L’Association des éditeurs et des professionnels de la presse en ligne (APPEL) est montée au créneau pour dénoncer avec fermeté la convocation du journaliste Pape Ngagne Ndiaye par la Sûreté urbaine de Dakar. Dans un communiqué au ton préoccupé, l’organisation y voit un nouvel épisode d’acharnement judiciaire qui, selon elle, contribue à fragiliser davantage les fondements démocratiques du Sénégal.
Le journaliste de la TFM est attendu ce lundi devant les enquêteurs à la suite de propos jugés critiques à l’endroit du Premier ministre Ousmane Sonko. Une procédure que l’APPEL juge disproportionnée au regard des faits reprochés. Son président, Ibrahima Lissa Faye, estime en effet que cette affaire relève davantage de ce qu’il qualifie de « broutilles » et aurait pu être réglée par des mécanismes d’autorégulation propres à la profession.
L’association met en avant des alternatives telles que le droit de réponse ou encore la saisine du Conseil pour l’Observation des Règles d’Éthique et de Déontologie, des voies qu’elle considère plus adaptées et respectueuses de la liberté d’informer. Pour l’APPEL, le recours systématique à la justice pénale dans des affaires de presse constitue une dérive inquiétante qui risque d’instaurer un climat de peur au sein des rédactions.

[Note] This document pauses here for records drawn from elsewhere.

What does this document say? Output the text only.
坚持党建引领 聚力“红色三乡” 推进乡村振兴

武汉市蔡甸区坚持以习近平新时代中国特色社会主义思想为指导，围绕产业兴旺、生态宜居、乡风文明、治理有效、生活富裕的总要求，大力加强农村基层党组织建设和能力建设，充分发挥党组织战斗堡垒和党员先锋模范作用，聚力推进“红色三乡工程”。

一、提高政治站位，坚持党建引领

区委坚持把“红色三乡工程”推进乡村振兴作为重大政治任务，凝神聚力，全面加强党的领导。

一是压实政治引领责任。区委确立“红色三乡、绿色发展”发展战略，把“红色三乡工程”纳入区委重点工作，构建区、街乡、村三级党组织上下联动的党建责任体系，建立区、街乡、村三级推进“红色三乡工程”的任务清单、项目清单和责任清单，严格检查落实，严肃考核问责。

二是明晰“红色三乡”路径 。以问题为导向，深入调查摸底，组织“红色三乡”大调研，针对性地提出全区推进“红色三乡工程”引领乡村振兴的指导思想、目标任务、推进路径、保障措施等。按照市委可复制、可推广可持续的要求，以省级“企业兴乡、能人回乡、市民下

Cette convocation intervient dans un contexte particulièrement symbolique, au lendemain de la Journée mondiale de la liberté de la presse, célébrée chaque année pour rappeler l’importance d’une presse libre et indépendante. Elle coïncide également avec le recul du Sénégal dans le classement 2026 de Reporters Sans Frontières, un indicateur qui, selon l’APPEL, traduit une détérioration progressive de l’environnement médiatique dans le pays.
Face à cette situation, l’organisation exprime son soutien total à Pape Ngagne Ndiaye et appelle à une mobilisation des acteurs engagés dans la défense des libertés fondamentales. Elle interpelle notamment des figures reconnues telles que Seydi Gassama, Alioune Tine et Abibatou Samb, ainsi que l’organisation Article 19 Sénégal et Afrique de l’Ouest, afin de faire face à ce qu’elle considère comme une menace sérieuse pesant sur le secteur des médias.